El calor era aplastante, y poco a poco destruía en Ish los hábitos de la vida civilizada. Se afeitaba aún todos los días, porque se sentía así más cómodo, no porque le preocupara su propio aspecto. Pero el cabello, mal recortado, le caía en largas mechas. Vestía un par de pantalones y una camisa de cuello abierto. Todas las mañanas tiraba la camisa y se ponía una limpia. Había perdido su sombrero de fieltro gris, y en un bazar de Oklahoma había tomado uno de esos ordinarios sombreros de paja que usaban los cosechadores para protegerse del sol.
Aquella misma tarde entró en Arkansas, y le pareció notar un cambio. El tiempo era cálido y húmedo. La vegetación lo invadía todo, carreteras y edificios. Las hiedras y rosales trepadores tapaban las ventanas y colgaban ya de los techos y porches. Las casas más pequeñas parecían retroceder y esconderse en los bosques. Las cercas desaparecían también. La carretera se confundía con el campo. La hierba y las malezas asomaban en las grietas minúsculas del cemento. Los largos brazos de algunas trepadoras llegaban hasta la línea blanca que dividía la ruta, y se unían a los que venían del otro lado.
Los duraznos estaban maduros, e Ish animó un poco su menú de conservas con una incursión a una huerta. Unos cerdos que comían la fruta caída escaparon al verlo. Aquella noche durmió en North Little Rock.

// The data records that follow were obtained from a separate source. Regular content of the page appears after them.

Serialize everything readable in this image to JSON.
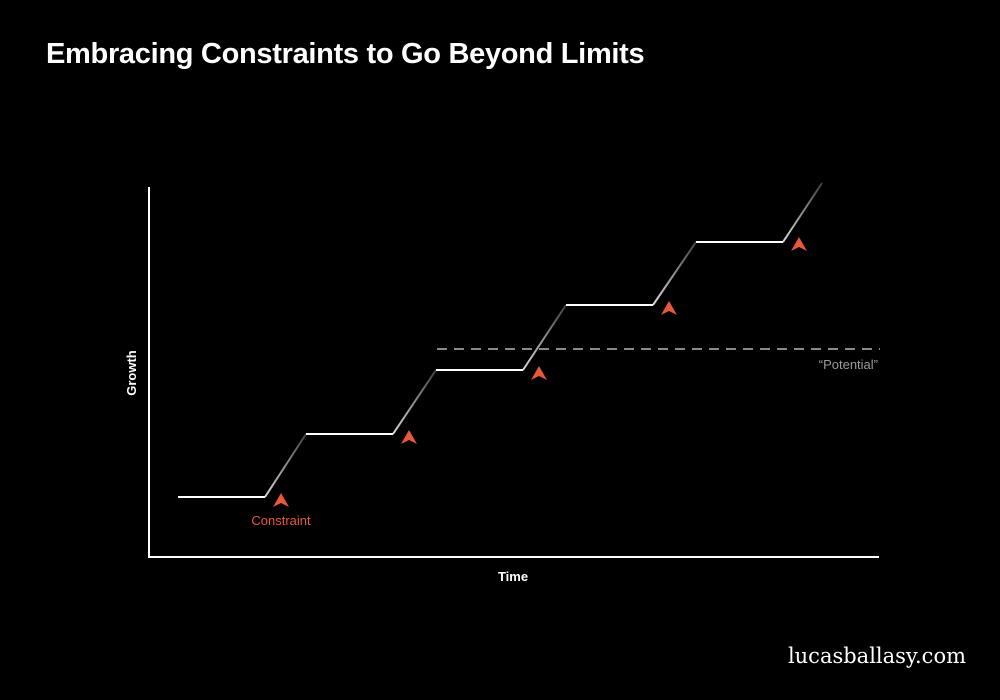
{
  "title": "Embracing Constraints to Go Beyond Limits",
  "diagram": {
    "x_axis_label": "Time",
    "y_axis_label": "Growth",
    "constraint_label": "Constraint",
    "potential_label": "“Potential”",
    "steps": 5,
    "constraint_markers": 5
  },
  "colors": {
    "background": "#000000",
    "line": "#ffffff",
    "riser": "#888888",
    "potential_line": "#8a8a8a",
    "constraint": "#e8583a",
    "constraint_label": "#e8583a"
  },
  "watermark": "lucasballasy.com"
}
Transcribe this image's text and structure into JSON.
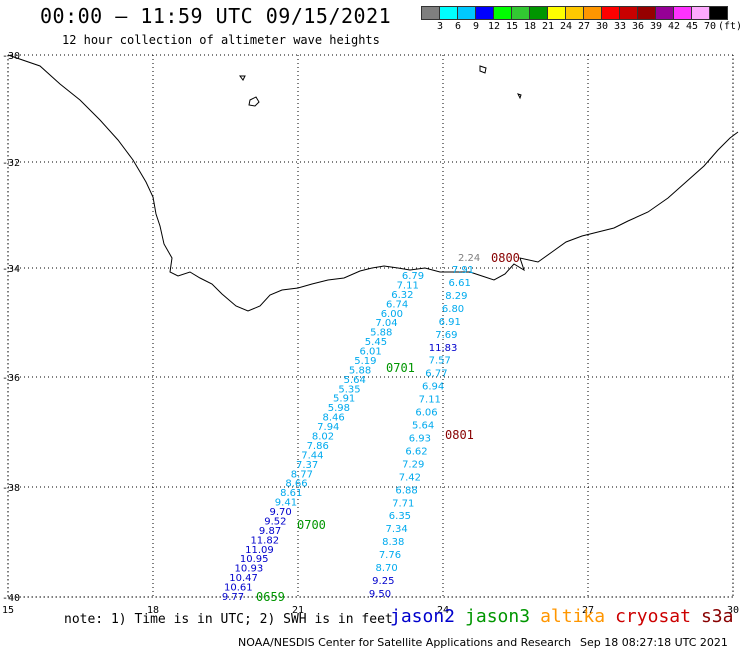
{
  "header": {
    "title": "00:00 – 11:59 UTC 09/15/2021",
    "subtitle": "12 hour collection of altimeter wave heights"
  },
  "colorbar": {
    "colors": [
      "#7f7f7f",
      "#00ffff",
      "#00c8ff",
      "#0000ff",
      "#00ff00",
      "#32c832",
      "#009600",
      "#ffff00",
      "#ffc800",
      "#ff9600",
      "#ff0000",
      "#c80000",
      "#960000",
      "#960096",
      "#ff32ff",
      "#ffaaff",
      "#000000"
    ],
    "labels": [
      "3",
      "6",
      "9",
      "12",
      "15",
      "18",
      "21",
      "24",
      "27",
      "30",
      "33",
      "36",
      "39",
      "42",
      "45",
      "70",
      "(ft)"
    ]
  },
  "axes": {
    "lon_ticks": [
      "15",
      "18",
      "21",
      "24",
      "27",
      "30"
    ],
    "lat_ticks": [
      "-30",
      "-32",
      "-34",
      "-36",
      "-38",
      "-40"
    ]
  },
  "tracks": {
    "west": {
      "values": [
        "6.79",
        "7.11",
        "6.32",
        "6.74",
        "6.00",
        "7.04",
        "5.88",
        "5.45",
        "6.01",
        "5.19",
        "5.88",
        "5.64",
        "5.35",
        "5.91",
        "5.98",
        "8.46",
        "7.94",
        "8.02",
        "7.86",
        "7.44",
        "7.37",
        "8.77",
        "8.66",
        "8.61",
        "9.41",
        "9.70",
        "9.52",
        "9.87",
        "11.82",
        "11.09",
        "10.95",
        "10.93",
        "10.47",
        "10.61",
        "9.77"
      ],
      "colors": [
        "#00aaee",
        "#00aaee",
        "#00aaee",
        "#00aaee",
        "#00aaee",
        "#00aaee",
        "#00aaee",
        "#00aaee",
        "#00aaee",
        "#00aaee",
        "#00aaee",
        "#00aaee",
        "#00aaee",
        "#00aaee",
        "#00aaee",
        "#00aaee",
        "#00aaee",
        "#00aaee",
        "#00aaee",
        "#00aaee",
        "#00aaee",
        "#00aaee",
        "#00aaee",
        "#00aaee",
        "#00aaee",
        "#0000cc",
        "#0000cc",
        "#0000cc",
        "#0000cc",
        "#0000cc",
        "#0000cc",
        "#0000cc",
        "#0000cc",
        "#0000cc",
        "#0000cc"
      ],
      "time_labels": [
        "0701",
        "0700",
        "0659"
      ]
    },
    "east": {
      "values": [
        "7.91",
        "6.61",
        "8.29",
        "6.80",
        "6.91",
        "7.69",
        "11.83",
        "7.57",
        "6.77",
        "6.94",
        "7.11",
        "6.06",
        "5.64",
        "6.93",
        "6.62",
        "7.29",
        "7.42",
        "6.88",
        "7.71",
        "6.35",
        "7.34",
        "8.38",
        "7.76",
        "8.70",
        "9.25",
        "9.50"
      ],
      "colors": [
        "#00aaee",
        "#00aaee",
        "#00aaee",
        "#00aaee",
        "#00aaee",
        "#00aaee",
        "#0000cc",
        "#00aaee",
        "#00aaee",
        "#00aaee",
        "#00aaee",
        "#00aaee",
        "#00aaee",
        "#00aaee",
        "#00aaee",
        "#00aaee",
        "#00aaee",
        "#00aaee",
        "#00aaee",
        "#00aaee",
        "#00aaee",
        "#00aaee",
        "#00aaee",
        "#00aaee",
        "#0000cc",
        "#0000cc"
      ],
      "time_labels": [
        "0800",
        "0801"
      ]
    },
    "extra_value": "2.24"
  },
  "footer": {
    "note": "note: 1) Time is in UTC; 2) SWH is in feet",
    "missions": [
      {
        "name": "jason2",
        "color": "#0000cc"
      },
      {
        "name": "jason3",
        "color": "#009600"
      },
      {
        "name": "altika",
        "color": "#ff9600"
      },
      {
        "name": "cryosat",
        "color": "#cc0000"
      },
      {
        "name": "s3a",
        "color": "#880000"
      }
    ],
    "credit": "NOAA/NESDIS Center for Satellite Applications and Research",
    "timestamp": "Sep 18 08:27:18 UTC 2021"
  }
}
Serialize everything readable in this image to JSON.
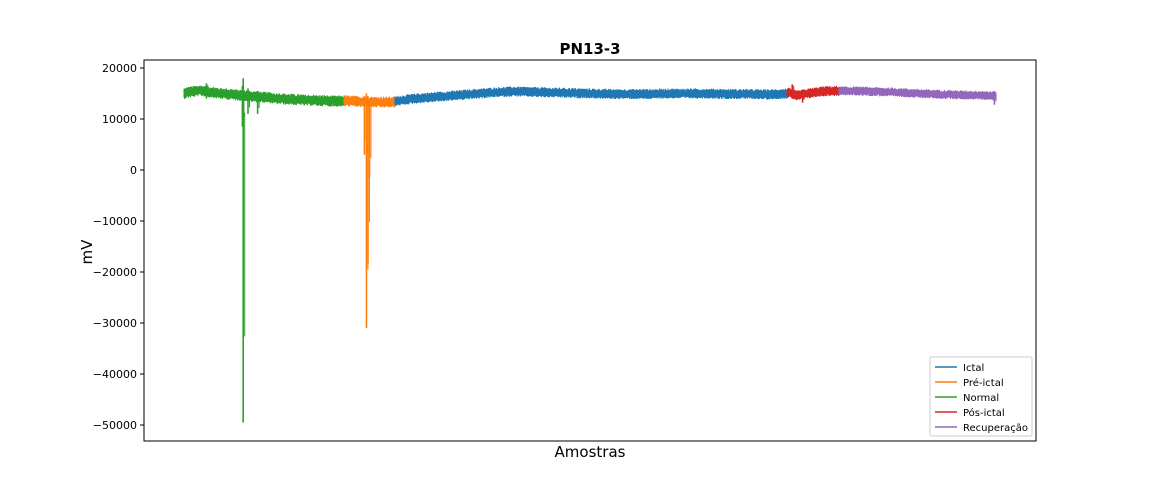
{
  "chart_data": {
    "type": "line",
    "title": "PN13-3",
    "xlabel": "Amostras",
    "ylabel": "mV",
    "x_ticks_shown": false,
    "ylim": [
      -53000,
      22000
    ],
    "y_ticks": [
      20000,
      10000,
      0,
      -10000,
      -20000,
      -30000,
      -40000,
      -50000
    ],
    "y_tick_labels": [
      "20000",
      "10000",
      "0",
      "−10000",
      "−20000",
      "−30000",
      "−40000",
      "−50000"
    ],
    "grid": false,
    "legend_position": "lower-right",
    "legend_order": [
      "Ictal",
      "Pré-ictal",
      "Normal",
      "Pós-ictal",
      "Recuperação"
    ],
    "series": [
      {
        "name": "Normal",
        "color": "#2ca02c",
        "x": [
          0.0,
          0.02,
          0.04,
          0.06,
          0.08,
          0.1,
          0.12,
          0.135,
          0.15,
          0.17,
          0.19,
          0.21,
          0.23,
          0.25,
          0.27,
          0.29,
          0.31,
          0.33,
          0.35,
          0.37,
          0.39,
          0.41,
          0.43,
          0.45,
          0.47,
          0.49,
          0.51,
          0.53,
          0.55,
          0.57,
          0.59,
          0.61,
          0.63,
          0.65,
          0.67,
          0.69,
          0.71,
          0.73,
          0.75,
          0.77,
          0.79,
          0.81,
          0.83,
          0.85,
          0.87,
          0.89,
          0.91,
          0.93,
          0.95,
          0.97,
          1.0
        ],
        "y_center": [
          15000,
          15200,
          15300,
          15400,
          15500,
          15600,
          15500,
          15400,
          15300,
          15300,
          15200,
          15100,
          15000,
          15000,
          14900,
          14900,
          14800,
          14700,
          14700,
          14600,
          14600,
          14500,
          14400,
          14400,
          14300,
          14300,
          14200,
          14200,
          14100,
          14000,
          14000,
          14000,
          13900,
          13900,
          13900,
          13800,
          13800,
          13800,
          13700,
          13700,
          13700,
          13700,
          13600,
          13600,
          13600,
          13600,
          13500,
          13500,
          13500,
          13500,
          13500
        ],
        "y_spread": 1100,
        "spikes": [
          {
            "x": 0.37,
            "min": -49500,
            "max": 18000
          },
          {
            "x": 0.365,
            "min": 8500,
            "max": 16500
          },
          {
            "x": 0.4,
            "min": 11000,
            "max": 16000
          },
          {
            "x": 0.46,
            "min": 11000,
            "max": 15500
          },
          {
            "x": 0.14,
            "min": 14000,
            "max": 17000
          }
        ]
      },
      {
        "name": "Pré-ictal",
        "color": "#ff7f0e",
        "x": [
          0.0,
          0.1,
          0.2,
          0.3,
          0.4,
          0.5,
          0.6,
          0.7,
          0.8,
          0.9,
          1.0
        ],
        "y_center": [
          13600,
          13500,
          13500,
          13400,
          13400,
          13400,
          13300,
          13300,
          13300,
          13300,
          13300
        ],
        "y_spread": 1100,
        "spikes": [
          {
            "x": 0.44,
            "min": -31000,
            "max": 15000
          },
          {
            "x": 0.4,
            "min": 3000,
            "max": 14500
          },
          {
            "x": 0.5,
            "min": -1500,
            "max": 14000
          },
          {
            "x": 0.47,
            "min": -18500,
            "max": 14500
          }
        ]
      },
      {
        "name": "Ictal",
        "color": "#1f77b4",
        "x": [
          0.0,
          0.05,
          0.1,
          0.15,
          0.2,
          0.25,
          0.3,
          0.35,
          0.4,
          0.45,
          0.5,
          0.55,
          0.6,
          0.65,
          0.7,
          0.75,
          0.8,
          0.85,
          0.9,
          0.95,
          1.0
        ],
        "y_center": [
          13500,
          14000,
          14300,
          14600,
          14900,
          15200,
          15400,
          15300,
          15200,
          15100,
          15000,
          14900,
          14900,
          14900,
          15000,
          15000,
          15000,
          14900,
          14900,
          14800,
          15000
        ],
        "y_spread": 1000,
        "spikes": []
      },
      {
        "name": "Pós-ictal",
        "color": "#d62728",
        "x": [
          0.0,
          0.2,
          0.4,
          0.6,
          0.8,
          1.0
        ],
        "y_center": [
          15200,
          14600,
          15000,
          15300,
          15500,
          15500
        ],
        "y_spread": 1000,
        "spikes": [
          {
            "x": 0.3,
            "min": 13200,
            "max": 15500
          },
          {
            "x": 0.1,
            "min": 14000,
            "max": 16800
          }
        ]
      },
      {
        "name": "Recuperação",
        "color": "#9467bd",
        "x": [
          0.0,
          0.1,
          0.2,
          0.3,
          0.4,
          0.5,
          0.6,
          0.7,
          0.8,
          0.9,
          1.0
        ],
        "y_center": [
          15500,
          15500,
          15400,
          15300,
          15200,
          15000,
          14900,
          14800,
          14700,
          14700,
          14500
        ],
        "y_spread": 900,
        "spikes": [
          {
            "x": 0.99,
            "min": 12800,
            "max": 15500
          }
        ]
      }
    ]
  }
}
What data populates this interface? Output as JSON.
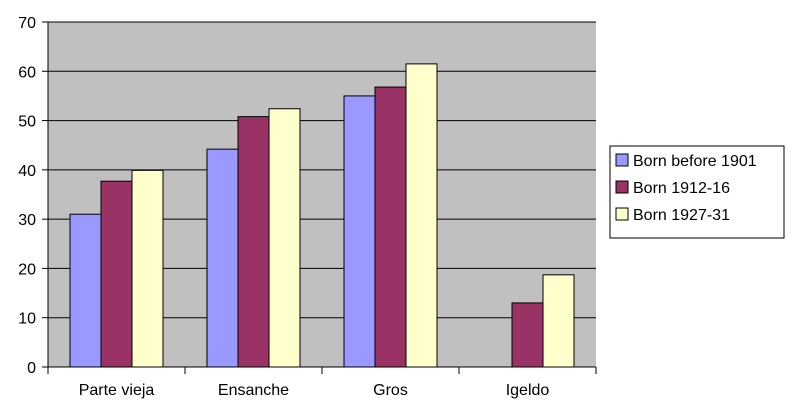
{
  "chart_data": {
    "type": "bar",
    "title": "",
    "xlabel": "",
    "ylabel": "",
    "categories": [
      "Parte vieja",
      "Ensanche",
      "Gros",
      "Igeldo"
    ],
    "ylim": [
      0,
      70
    ],
    "yticks": [
      0,
      10,
      20,
      30,
      40,
      50,
      60,
      70
    ],
    "grid": "horizontal",
    "legend_position": "right",
    "plot_background": "#c0c0c0",
    "series": [
      {
        "name": "Born before 1901",
        "color": "#9999ff",
        "values": [
          31,
          44.2,
          55,
          null
        ]
      },
      {
        "name": "Born 1912-16",
        "color": "#993366",
        "values": [
          37.7,
          50.8,
          56.8,
          13
        ]
      },
      {
        "name": "Born 1927-31",
        "color": "#ffffcc",
        "values": [
          39.9,
          52.4,
          61.5,
          18.7
        ]
      }
    ]
  }
}
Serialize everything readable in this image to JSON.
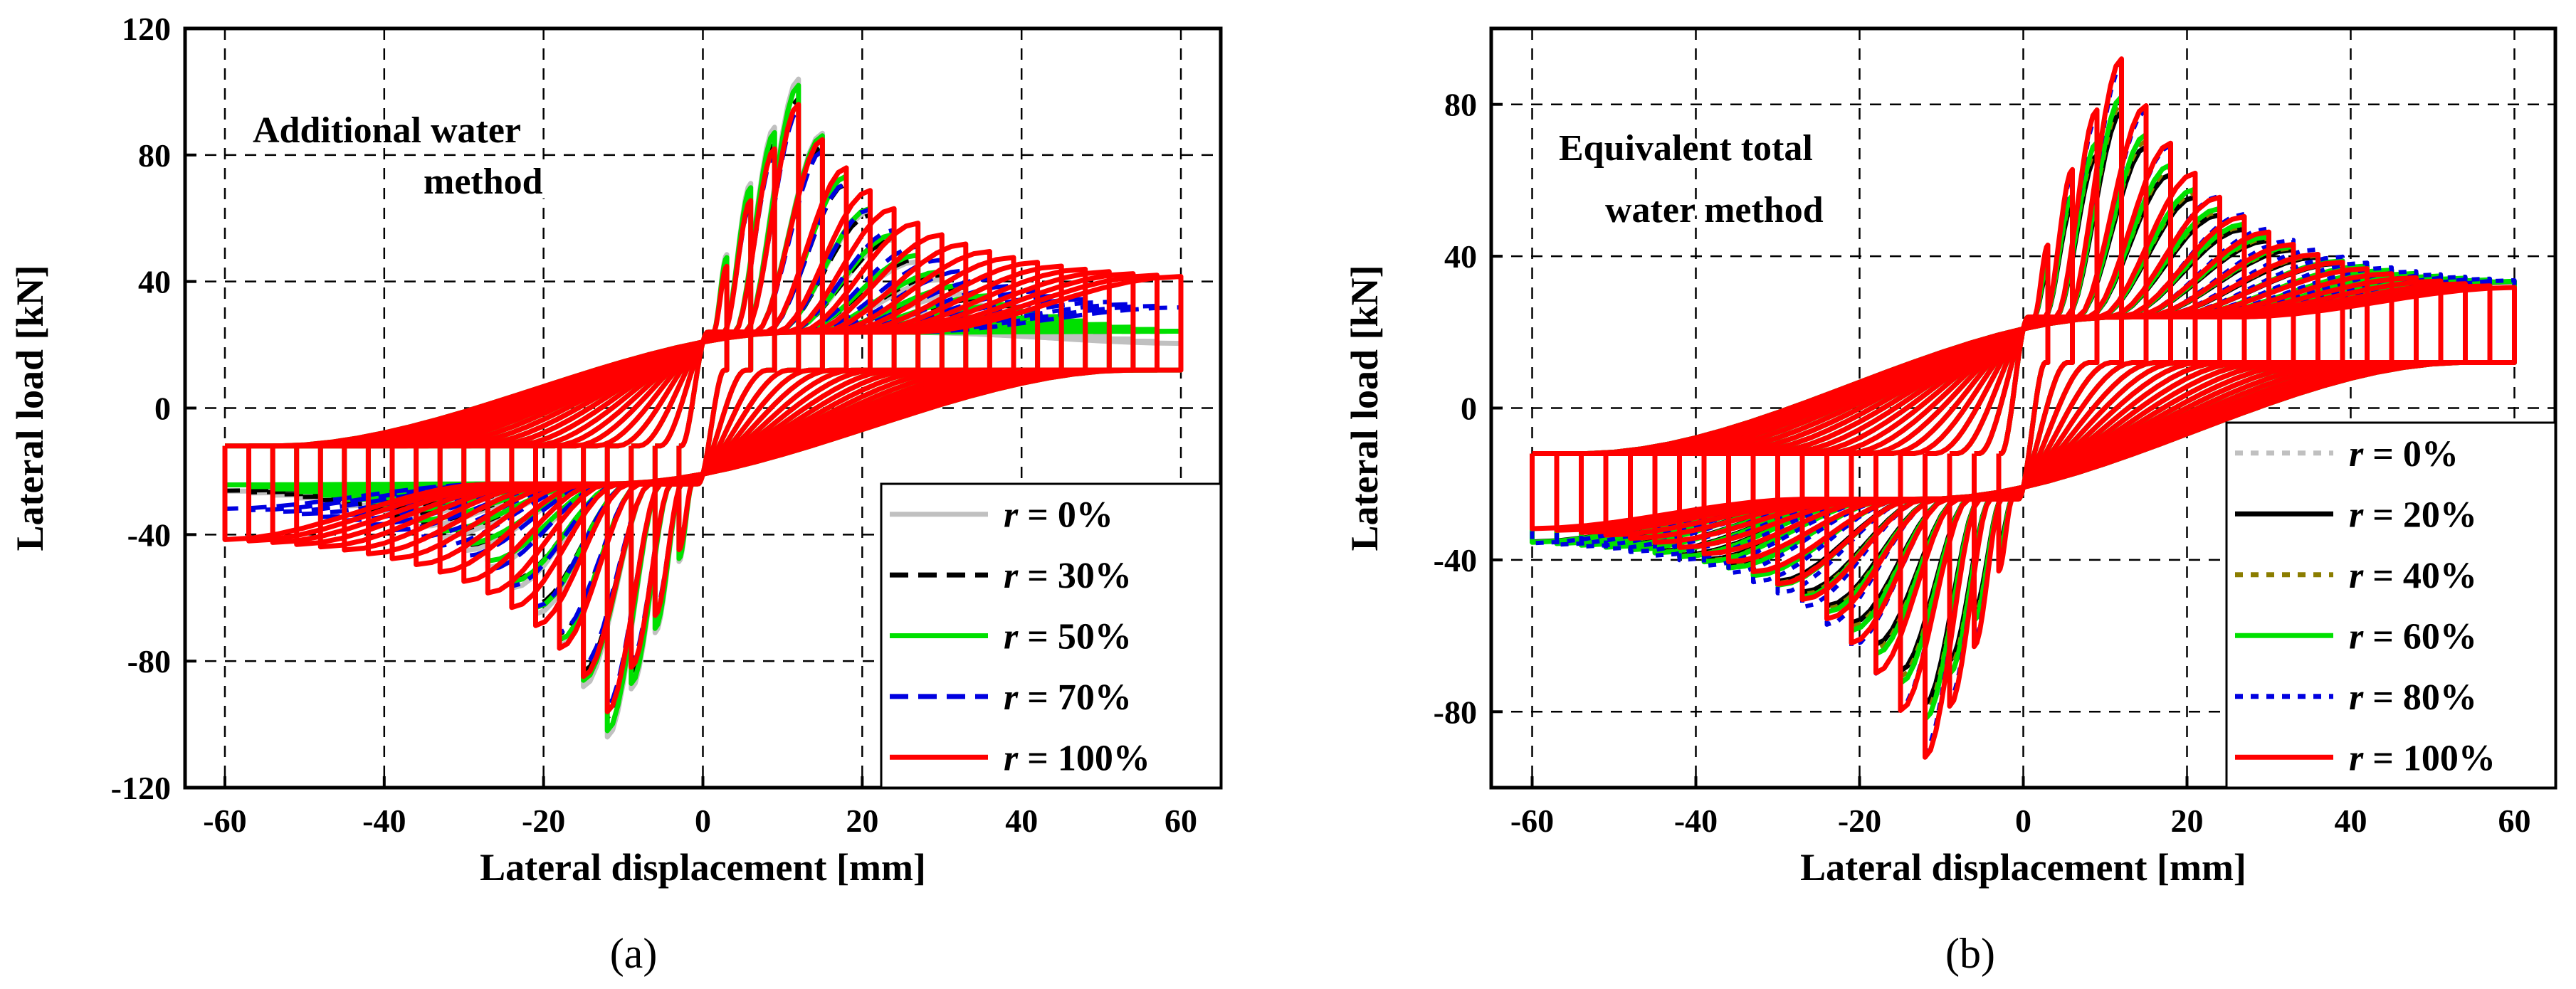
{
  "chart_data": [
    {
      "type": "line",
      "panel_label": "(a)",
      "annotation": [
        "Additional water",
        "method"
      ],
      "xlabel": "Lateral displacement [mm]",
      "ylabel": "Lateral load [kN]",
      "xlim": [
        -65,
        65
      ],
      "ylim": [
        -120,
        120
      ],
      "xticks": [
        "-60",
        "-40",
        "-20",
        "0",
        "20",
        "40",
        "60"
      ],
      "yticks": [
        "120",
        "80",
        "40",
        "0",
        "-40",
        "-80",
        "-120"
      ],
      "grid": true,
      "legend_position": "bottom-right",
      "cycle_amplitudes_mm": [
        3,
        6,
        9,
        12,
        15,
        18,
        21,
        24,
        27,
        30,
        33,
        36,
        39,
        42,
        45,
        48,
        51,
        54,
        57,
        60
      ],
      "series": [
        {
          "name": "r = 0%",
          "r_label": "r",
          "value_label": " = 0%",
          "color": "#c0c0c0",
          "dash": "solid",
          "peak_load_kN": [
            104,
            -104
          ],
          "load_at_60mm_kN": [
            18,
            -24
          ]
        },
        {
          "name": "r = 30%",
          "r_label": "r",
          "value_label": " = 30%",
          "color": "#000000",
          "dash": "dashed",
          "peak_load_kN": [
            98,
            -98
          ],
          "load_at_60mm_kN": [
            22,
            -24
          ]
        },
        {
          "name": "r = 50%",
          "r_label": "r",
          "value_label": " = 50%",
          "color": "#00e000",
          "dash": "solid",
          "peak_load_kN": [
            102,
            -102
          ],
          "load_at_60mm_kN": [
            22,
            -22
          ]
        },
        {
          "name": "r = 70%",
          "r_label": "r",
          "value_label": " = 70%",
          "color": "#0000e0",
          "dash": "dashed",
          "peak_load_kN": [
            94,
            -94
          ],
          "load_at_60mm_kN": [
            30,
            -30
          ]
        },
        {
          "name": "r = 100%",
          "r_label": "r",
          "value_label": " = 100%",
          "color": "#ff0000",
          "dash": "solid",
          "peak_load_kN": [
            96,
            -96
          ],
          "load_at_60mm_kN": [
            40,
            -40
          ]
        }
      ]
    },
    {
      "type": "line",
      "panel_label": "(b)",
      "annotation": [
        "Equivalent total",
        "water method"
      ],
      "xlabel": "Lateral displacement [mm]",
      "ylabel": "Lateral load [kN]",
      "xlim": [
        -65,
        65
      ],
      "ylim": [
        -100,
        100
      ],
      "xticks": [
        "-60",
        "-40",
        "-20",
        "0",
        "20",
        "40",
        "60"
      ],
      "yticks": [
        "80",
        "40",
        "0",
        "-40",
        "-80"
      ],
      "grid": true,
      "legend_position": "bottom-right",
      "cycle_amplitudes_mm": [
        3,
        6,
        9,
        12,
        15,
        18,
        21,
        24,
        27,
        30,
        33,
        36,
        39,
        42,
        45,
        48,
        51,
        54,
        57,
        60
      ],
      "series": [
        {
          "name": "r = 0%",
          "r_label": "r",
          "value_label": " = 0%",
          "color": "#c0c0c0",
          "dash": "dotted",
          "peak_load_kN": [
            82,
            -82
          ],
          "load_at_60mm_kN": [
            32,
            -34
          ]
        },
        {
          "name": "r = 20%",
          "r_label": "r",
          "value_label": " = 20%",
          "color": "#000000",
          "dash": "solid",
          "peak_load_kN": [
            78,
            -78
          ],
          "load_at_60mm_kN": [
            32,
            -34
          ]
        },
        {
          "name": "r = 40%",
          "r_label": "r",
          "value_label": " = 40%",
          "color": "#8b7d00",
          "dash": "dotted",
          "peak_load_kN": [
            80,
            -80
          ],
          "load_at_60mm_kN": [
            32,
            -34
          ]
        },
        {
          "name": "r = 60%",
          "r_label": "r",
          "value_label": " = 60%",
          "color": "#00e000",
          "dash": "solid",
          "peak_load_kN": [
            82,
            -82
          ],
          "load_at_60mm_kN": [
            32,
            -34
          ]
        },
        {
          "name": "r = 80%",
          "r_label": "r",
          "value_label": " = 80%",
          "color": "#0000e0",
          "dash": "dotted",
          "peak_load_kN": [
            90,
            -90
          ],
          "load_at_60mm_kN": [
            32,
            -34
          ]
        },
        {
          "name": "r = 100%",
          "r_label": "r",
          "value_label": " = 100%",
          "color": "#ff0000",
          "dash": "solid",
          "peak_load_kN": [
            92,
            -92
          ],
          "load_at_60mm_kN": [
            30,
            -30
          ]
        }
      ]
    }
  ]
}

A la mañana siguiente, en las afueras de una aldea, Ish saltó casi en el asiento. El espectáculo era sorprendente: un jardín sin malezas, bien regado y cuidado. Detuvo el coche, descendió, y se encontró por primera vez con lo que podría llamarse, generosamente, un grupo social. Era una familia de negros: un hombre, una mujer de mediana edad y un niño. La abultada cintura de la mujer prometía la llegada de un cuarto ciudadano.
Eran gente tímida. El chico se mantenía aparte, curioso, pero asustado, rascándose la cabeza. La mujer guardaba silencio y no hablaba sino cuando se le preguntaba algo. El hombre se había sacado el sombrero de paja y estrujaba nerviosamente el ala gastada y rota. Unas gotas de transpiración, debidas al calor o el nerviosismo, le corrían por la frente negra y brillante.
Ish comprendía apenas el oscuro dialecto, que la turbación hacía aún más ininteligible. Dedujo, sin embargo, que no había por allí otros sobrevivientes. En realidad, sabían muy poco, pues después del desastre no habían hecho más que cortos paseos a pie, sin alejarse del lugar. No eran una familia, sino una asociación fortuita de tres sobrevivientes, tres seres humanos que escapando a la ley de probabilidades se habían salvado en un mismo villorrio.
Ish comprendió pronto que estaban aún afectados por la catástrofe, y que conservaban los arraigados hábitos de su existencia anterior. Apenas se atrevían a hablar en presencia de un blanco, y no alzaban nunca los ojos.
A pesar de la evidente mala disposición de aquella gente, Ish examinó el lugar. Aunque habían podido elegir entre todas las casas de la aldea, se habían contentado con la cabaña donde vivía la mujer antes del desastre. Ish vio desde la puerta la cama y las sillas desvencijadas, la cocina de hierro, la mesa con un mantel de hule y las moscas que zumbaban sobre unos comestibles. El exterior tenía mejor aspecto. El jardín era casi exuberante, había un buen campo de trigo, y cultivaban también algodón. Ish se preguntó qué diablos pensarían hacer con aquel algodón. Aparentemente, habían continuado con las viejas tareas, obteniendo así una sensación de seguridad.
Tenían también pollos y algunos cerdos en un corral. Se turbaron tanto cuando Ish miró los cerdos, que era evidente que los habían sacado de alguna porqueriza ajena. Ahora el hombre blanco los obligaría a devolver los animales.